Wednesday, February 23, 2011

Artichoke Hearts Sun Dried Tomatoes Buffalo Mozzarella & Basil Pasta

The Pasta....

1 can of quartered artichoke hearts, drained
2 tbs. chopped sun dried tomatoes or 1 large tomato diced
Buffalo Mozzarella drained and cut into 1 inch pieces 
1 clove of garlic sliced paper thin
1-2 tbs. olive oil
1 tbs. fresh basil chopped
1/2 tsp. red pepper flakes (optional) 
salt & pepper to taste



1 lb of spaghetti, fussilli, bow tie, linguine, fettucini, or any kind of pasta that you really like cooked al dente.

The Chicken... 

4 Boneless, Skinless Chicken Breasts
1 clove of garlic minced
1-2 tsp. olive oil
fresh basil & oregano chopped
1 tbs. balsamic vinegar
salt & pepper
red pepper flakes (optional)
salt & pepper

Combine all ingredients in a large zip lock bag or tupperware and allow to marinate for at least 5 minutes.  Spray a pan with some non stick spray and cook on each side (depending on thickness) for at least 5-7 minutes.  Set aside. 

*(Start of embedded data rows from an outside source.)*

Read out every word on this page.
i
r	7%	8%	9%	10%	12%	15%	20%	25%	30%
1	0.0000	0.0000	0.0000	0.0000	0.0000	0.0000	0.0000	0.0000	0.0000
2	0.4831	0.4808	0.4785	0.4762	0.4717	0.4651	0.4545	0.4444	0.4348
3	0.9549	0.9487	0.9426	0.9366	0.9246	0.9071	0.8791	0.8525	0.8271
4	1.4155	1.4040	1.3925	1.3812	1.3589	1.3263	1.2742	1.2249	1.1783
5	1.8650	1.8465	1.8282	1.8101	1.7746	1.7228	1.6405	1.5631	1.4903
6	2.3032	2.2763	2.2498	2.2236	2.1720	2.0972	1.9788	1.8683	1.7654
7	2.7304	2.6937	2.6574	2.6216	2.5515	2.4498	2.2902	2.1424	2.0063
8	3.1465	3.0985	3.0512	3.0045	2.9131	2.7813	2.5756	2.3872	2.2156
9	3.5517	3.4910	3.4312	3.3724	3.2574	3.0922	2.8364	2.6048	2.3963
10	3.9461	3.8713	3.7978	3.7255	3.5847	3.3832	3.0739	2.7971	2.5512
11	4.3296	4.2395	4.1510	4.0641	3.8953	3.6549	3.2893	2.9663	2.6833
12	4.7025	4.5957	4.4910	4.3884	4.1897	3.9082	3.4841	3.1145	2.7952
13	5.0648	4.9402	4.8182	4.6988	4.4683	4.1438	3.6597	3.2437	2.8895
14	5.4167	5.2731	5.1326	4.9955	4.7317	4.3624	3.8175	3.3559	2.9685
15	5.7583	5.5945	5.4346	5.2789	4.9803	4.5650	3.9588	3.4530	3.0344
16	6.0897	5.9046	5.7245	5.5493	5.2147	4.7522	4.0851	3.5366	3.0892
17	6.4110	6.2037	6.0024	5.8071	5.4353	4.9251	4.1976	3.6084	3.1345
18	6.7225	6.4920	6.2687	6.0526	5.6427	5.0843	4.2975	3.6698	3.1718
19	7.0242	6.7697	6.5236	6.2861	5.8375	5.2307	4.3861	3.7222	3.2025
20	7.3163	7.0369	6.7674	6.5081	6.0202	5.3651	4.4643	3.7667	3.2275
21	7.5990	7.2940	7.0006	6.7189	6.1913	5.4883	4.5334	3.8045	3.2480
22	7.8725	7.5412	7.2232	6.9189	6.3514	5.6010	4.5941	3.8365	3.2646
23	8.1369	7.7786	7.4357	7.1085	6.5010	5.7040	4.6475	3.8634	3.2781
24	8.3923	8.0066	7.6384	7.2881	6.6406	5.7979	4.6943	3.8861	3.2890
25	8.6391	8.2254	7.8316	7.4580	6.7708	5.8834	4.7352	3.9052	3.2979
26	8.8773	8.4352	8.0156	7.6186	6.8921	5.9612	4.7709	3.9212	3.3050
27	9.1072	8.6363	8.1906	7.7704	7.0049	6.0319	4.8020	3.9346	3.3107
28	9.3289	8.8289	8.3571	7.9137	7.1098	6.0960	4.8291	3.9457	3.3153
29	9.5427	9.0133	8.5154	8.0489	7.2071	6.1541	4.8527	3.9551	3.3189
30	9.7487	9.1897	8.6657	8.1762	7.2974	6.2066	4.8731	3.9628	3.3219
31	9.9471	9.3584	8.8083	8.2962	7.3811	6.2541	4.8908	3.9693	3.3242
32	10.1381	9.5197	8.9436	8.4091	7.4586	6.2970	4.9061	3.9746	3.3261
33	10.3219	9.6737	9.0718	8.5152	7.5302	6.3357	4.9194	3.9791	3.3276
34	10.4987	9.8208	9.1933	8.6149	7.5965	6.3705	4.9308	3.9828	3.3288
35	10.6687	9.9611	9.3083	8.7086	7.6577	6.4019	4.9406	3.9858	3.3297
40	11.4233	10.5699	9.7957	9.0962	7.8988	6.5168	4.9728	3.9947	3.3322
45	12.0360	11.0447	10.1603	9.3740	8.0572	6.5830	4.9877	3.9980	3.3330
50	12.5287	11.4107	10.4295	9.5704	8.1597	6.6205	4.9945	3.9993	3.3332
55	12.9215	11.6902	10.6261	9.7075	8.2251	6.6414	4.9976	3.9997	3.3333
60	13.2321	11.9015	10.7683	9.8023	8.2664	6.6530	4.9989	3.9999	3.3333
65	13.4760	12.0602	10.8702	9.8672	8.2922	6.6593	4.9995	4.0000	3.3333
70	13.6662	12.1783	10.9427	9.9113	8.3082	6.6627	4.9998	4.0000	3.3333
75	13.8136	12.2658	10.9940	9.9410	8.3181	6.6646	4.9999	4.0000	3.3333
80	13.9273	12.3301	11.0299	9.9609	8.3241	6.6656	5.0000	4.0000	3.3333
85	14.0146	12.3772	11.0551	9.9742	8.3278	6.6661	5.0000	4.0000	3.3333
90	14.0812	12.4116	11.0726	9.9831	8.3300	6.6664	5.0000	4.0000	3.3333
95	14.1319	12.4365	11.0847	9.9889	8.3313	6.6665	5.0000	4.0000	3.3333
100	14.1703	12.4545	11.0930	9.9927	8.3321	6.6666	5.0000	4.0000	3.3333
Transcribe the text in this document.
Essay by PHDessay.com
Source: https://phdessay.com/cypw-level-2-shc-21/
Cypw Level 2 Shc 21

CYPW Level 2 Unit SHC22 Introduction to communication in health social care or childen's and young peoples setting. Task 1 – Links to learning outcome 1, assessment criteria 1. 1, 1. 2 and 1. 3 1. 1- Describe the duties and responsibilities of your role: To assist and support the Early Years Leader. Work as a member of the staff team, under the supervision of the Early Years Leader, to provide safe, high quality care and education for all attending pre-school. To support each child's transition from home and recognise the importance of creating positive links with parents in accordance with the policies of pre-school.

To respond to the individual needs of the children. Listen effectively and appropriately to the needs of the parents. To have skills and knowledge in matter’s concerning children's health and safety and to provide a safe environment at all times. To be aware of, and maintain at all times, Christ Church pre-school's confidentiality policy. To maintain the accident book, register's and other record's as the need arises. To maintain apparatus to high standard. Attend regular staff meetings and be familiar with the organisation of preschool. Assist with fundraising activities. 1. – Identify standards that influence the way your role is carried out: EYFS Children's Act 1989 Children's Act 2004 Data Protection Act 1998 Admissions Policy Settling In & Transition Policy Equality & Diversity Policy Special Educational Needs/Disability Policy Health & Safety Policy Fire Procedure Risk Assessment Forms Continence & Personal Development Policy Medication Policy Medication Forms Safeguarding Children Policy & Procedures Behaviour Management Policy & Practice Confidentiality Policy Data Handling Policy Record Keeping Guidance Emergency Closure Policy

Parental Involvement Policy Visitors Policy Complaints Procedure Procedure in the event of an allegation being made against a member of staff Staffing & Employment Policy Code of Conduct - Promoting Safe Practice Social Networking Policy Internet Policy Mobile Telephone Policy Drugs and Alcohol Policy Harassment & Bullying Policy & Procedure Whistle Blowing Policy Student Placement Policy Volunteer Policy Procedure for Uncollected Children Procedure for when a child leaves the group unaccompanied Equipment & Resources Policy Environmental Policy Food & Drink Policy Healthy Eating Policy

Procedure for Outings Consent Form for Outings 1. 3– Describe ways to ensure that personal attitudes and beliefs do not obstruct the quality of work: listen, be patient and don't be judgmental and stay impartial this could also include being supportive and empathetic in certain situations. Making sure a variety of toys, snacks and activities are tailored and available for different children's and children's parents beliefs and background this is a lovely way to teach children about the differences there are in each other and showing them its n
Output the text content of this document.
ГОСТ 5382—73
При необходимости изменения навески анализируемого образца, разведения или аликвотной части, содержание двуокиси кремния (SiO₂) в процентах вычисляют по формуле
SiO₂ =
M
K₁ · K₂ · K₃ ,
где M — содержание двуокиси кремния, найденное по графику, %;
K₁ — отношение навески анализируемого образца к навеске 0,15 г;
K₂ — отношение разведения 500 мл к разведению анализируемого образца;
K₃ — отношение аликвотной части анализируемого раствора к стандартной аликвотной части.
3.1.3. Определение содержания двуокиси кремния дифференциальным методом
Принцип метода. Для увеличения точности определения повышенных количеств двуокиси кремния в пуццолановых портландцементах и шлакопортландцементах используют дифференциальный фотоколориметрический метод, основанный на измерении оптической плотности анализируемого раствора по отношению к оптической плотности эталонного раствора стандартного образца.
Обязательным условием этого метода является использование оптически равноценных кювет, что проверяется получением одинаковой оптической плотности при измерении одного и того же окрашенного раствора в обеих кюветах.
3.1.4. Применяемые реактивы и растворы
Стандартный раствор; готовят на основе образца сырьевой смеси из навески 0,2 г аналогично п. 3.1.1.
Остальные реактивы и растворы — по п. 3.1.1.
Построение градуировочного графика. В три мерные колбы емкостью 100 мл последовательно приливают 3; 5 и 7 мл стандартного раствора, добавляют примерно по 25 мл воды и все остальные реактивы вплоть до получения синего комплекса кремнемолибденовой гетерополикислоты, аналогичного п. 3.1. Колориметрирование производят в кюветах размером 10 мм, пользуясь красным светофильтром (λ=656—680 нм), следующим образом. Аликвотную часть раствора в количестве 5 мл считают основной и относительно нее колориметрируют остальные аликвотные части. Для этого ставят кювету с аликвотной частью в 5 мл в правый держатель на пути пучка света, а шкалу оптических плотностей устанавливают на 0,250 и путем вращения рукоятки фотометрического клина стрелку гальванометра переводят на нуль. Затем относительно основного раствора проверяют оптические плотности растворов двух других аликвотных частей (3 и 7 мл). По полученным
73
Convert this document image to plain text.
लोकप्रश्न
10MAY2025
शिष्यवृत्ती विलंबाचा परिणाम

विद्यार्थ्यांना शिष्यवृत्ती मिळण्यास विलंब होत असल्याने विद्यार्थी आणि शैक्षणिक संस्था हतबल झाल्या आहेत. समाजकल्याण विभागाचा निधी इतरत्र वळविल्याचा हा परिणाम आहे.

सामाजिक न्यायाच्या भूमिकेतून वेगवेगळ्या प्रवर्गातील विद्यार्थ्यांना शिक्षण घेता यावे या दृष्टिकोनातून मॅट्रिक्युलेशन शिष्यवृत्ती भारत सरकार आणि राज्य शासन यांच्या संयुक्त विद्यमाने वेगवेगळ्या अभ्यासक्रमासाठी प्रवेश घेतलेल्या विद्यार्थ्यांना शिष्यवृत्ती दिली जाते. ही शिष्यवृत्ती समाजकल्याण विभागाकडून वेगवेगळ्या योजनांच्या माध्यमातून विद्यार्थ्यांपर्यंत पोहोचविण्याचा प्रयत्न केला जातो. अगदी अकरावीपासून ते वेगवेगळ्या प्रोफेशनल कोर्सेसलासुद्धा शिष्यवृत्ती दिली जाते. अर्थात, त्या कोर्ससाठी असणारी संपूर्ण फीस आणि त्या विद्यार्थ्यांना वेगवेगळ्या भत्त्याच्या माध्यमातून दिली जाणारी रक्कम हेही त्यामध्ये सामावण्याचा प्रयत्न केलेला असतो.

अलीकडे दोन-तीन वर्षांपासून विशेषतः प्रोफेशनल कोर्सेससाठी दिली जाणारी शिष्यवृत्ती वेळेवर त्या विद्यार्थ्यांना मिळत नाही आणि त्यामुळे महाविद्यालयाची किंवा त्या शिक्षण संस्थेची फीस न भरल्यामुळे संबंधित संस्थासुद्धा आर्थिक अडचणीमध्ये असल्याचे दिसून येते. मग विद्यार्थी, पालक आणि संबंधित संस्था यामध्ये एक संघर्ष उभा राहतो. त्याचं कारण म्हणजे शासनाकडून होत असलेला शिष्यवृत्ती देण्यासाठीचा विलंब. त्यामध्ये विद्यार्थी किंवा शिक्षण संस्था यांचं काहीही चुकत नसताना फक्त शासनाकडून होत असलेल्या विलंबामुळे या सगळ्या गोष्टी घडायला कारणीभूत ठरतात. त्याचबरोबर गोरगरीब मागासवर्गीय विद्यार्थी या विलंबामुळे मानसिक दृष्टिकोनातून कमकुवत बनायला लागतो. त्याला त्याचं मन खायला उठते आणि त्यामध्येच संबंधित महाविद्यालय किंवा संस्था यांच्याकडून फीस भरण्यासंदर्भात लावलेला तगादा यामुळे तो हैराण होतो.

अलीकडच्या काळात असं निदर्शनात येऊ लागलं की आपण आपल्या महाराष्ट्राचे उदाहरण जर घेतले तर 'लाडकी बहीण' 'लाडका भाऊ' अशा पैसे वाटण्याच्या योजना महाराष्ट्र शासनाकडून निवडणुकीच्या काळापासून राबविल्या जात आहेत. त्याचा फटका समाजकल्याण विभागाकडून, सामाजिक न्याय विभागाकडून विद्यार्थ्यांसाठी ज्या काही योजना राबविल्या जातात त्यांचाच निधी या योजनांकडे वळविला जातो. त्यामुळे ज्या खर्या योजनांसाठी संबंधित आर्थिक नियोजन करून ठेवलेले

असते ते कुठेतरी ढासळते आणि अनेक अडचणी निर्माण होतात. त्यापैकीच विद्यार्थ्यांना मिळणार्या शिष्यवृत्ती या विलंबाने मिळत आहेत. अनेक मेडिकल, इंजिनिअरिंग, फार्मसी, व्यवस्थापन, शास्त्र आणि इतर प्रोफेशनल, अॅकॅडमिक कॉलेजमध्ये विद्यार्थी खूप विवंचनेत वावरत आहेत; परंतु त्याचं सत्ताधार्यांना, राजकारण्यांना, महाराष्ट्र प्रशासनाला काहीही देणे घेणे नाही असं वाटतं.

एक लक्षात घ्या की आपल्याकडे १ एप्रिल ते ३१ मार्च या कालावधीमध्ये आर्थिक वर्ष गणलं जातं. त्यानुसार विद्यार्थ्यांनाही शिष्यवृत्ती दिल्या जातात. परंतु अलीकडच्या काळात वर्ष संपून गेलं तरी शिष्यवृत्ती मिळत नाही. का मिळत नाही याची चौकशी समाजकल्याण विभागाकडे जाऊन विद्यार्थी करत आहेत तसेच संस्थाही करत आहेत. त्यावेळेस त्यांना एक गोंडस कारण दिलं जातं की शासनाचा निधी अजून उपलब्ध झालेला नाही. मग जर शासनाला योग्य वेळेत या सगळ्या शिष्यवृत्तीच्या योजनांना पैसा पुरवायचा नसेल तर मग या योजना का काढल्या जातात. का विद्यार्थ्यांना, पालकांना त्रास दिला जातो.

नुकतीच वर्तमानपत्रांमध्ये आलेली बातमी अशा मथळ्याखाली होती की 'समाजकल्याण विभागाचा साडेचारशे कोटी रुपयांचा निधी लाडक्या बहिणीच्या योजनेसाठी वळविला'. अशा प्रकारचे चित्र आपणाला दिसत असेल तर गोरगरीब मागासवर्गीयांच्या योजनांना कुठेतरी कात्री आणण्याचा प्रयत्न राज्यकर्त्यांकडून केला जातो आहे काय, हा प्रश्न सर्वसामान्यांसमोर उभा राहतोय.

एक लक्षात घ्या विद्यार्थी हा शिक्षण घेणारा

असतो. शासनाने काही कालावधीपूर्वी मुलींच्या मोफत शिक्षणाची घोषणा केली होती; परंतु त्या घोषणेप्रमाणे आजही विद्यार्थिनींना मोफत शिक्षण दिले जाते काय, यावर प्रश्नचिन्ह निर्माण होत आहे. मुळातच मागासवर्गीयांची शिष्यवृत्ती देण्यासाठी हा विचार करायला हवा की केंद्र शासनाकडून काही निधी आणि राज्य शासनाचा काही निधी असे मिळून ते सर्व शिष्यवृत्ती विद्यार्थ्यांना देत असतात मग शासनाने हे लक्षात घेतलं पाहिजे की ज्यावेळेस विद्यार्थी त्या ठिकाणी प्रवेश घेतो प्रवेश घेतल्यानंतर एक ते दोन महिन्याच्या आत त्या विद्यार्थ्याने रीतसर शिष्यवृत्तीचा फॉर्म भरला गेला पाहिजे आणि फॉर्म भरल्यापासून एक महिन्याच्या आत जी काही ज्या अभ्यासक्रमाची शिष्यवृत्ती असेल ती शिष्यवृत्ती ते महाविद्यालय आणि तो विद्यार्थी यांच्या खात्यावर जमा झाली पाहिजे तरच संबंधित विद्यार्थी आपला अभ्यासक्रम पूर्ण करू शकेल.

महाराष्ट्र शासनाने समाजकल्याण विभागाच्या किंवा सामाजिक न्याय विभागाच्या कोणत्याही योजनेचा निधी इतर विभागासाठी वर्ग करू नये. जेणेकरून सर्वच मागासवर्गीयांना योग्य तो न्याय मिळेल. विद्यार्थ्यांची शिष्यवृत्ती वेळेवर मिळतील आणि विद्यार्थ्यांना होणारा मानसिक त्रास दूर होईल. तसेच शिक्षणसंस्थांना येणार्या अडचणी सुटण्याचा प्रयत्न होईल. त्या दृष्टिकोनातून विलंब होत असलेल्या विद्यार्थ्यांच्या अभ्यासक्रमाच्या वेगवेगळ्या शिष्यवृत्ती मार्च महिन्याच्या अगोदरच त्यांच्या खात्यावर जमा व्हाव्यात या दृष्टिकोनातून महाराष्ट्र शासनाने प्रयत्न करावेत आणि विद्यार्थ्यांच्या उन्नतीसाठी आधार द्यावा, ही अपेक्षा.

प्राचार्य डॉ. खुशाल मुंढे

In a large saute pan add olive oil, artichoke hearts and garlic & saute for a few minutes.  Add tomatoes & garlic and cook for a few more minutes.  Add al dente pasta and all seasonings & herbs.  Give a through toss & then add the mozzarella.  

Slice chicken breast on a diagonal and place a top the pasta.... sprinkle a bit more of basil on top and drizzle with a bit more olive oil.